Gâteaux Differentiability of the Polynomial Test and Generalized Functions

Let S₊ and S₊^′ be the Schwartz spaces of rapidly decreasing functions and tempered distributions on ℝ₊ , respectively. Let P(S₊^′) be the space of continuous polynomials over S₊^′ and let P ′ (S₊^′) be its strong dual. These spaces have representations in the form of Fock type spaces

\( \varGamma \left({S}_{+}\right):=\underset{n\in {\mathbb{Z}}_{+}}{\oplus}\left({\oplus}_{s,\mathrm{p}}^n{S}_{+}\right)\kern2em \mathrm{and}\kern2em \varGamma \left({S}_{+}^{\prime}\right):=\underset{n\in {\mathbb{Z}}_{+}}{\times}\left({\oplus}_{s,\mathrm{p}}^n{S}_{+}^{\prime}\right), \)

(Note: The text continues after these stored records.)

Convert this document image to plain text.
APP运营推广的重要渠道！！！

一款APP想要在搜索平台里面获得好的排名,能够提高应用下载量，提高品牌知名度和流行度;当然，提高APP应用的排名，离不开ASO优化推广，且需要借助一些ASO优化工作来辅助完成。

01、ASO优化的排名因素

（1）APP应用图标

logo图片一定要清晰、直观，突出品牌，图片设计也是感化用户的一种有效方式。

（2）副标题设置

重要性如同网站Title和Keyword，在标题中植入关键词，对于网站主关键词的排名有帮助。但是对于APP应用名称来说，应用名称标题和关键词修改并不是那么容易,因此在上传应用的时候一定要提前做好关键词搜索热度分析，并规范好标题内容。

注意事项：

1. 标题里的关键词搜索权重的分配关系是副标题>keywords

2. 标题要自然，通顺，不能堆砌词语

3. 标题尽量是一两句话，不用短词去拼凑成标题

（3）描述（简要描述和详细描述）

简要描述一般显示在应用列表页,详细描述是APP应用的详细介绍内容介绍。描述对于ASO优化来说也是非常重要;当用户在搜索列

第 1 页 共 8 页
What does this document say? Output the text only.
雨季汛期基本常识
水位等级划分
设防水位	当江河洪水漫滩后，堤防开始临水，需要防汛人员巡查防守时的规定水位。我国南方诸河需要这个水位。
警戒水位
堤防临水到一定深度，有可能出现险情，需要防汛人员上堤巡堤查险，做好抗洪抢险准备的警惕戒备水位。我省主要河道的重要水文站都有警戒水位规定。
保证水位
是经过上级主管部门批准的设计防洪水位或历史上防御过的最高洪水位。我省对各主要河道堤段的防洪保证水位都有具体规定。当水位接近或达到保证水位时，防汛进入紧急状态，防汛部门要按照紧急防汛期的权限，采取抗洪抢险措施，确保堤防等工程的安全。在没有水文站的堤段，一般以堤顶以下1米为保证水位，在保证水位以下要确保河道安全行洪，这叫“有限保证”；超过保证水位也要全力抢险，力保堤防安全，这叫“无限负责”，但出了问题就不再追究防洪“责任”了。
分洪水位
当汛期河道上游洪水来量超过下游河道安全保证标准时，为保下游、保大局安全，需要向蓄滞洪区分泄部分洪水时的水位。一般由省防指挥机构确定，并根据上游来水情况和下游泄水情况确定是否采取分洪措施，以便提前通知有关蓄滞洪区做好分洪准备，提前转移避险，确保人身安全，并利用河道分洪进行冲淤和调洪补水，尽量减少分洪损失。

respectively. In the present paper, the Gâteaux differentiability of elements of the spaces P(S₊^′), P ′ (S₊^′), Γ(S₊), and Γ(S₊^′) is investigated. The relationship between the Gâteaux derivative, the operators of creation and annihilation in the Fock type spaces, and the differentiations on Γ(S₊) and Γ(S₊^′) is established.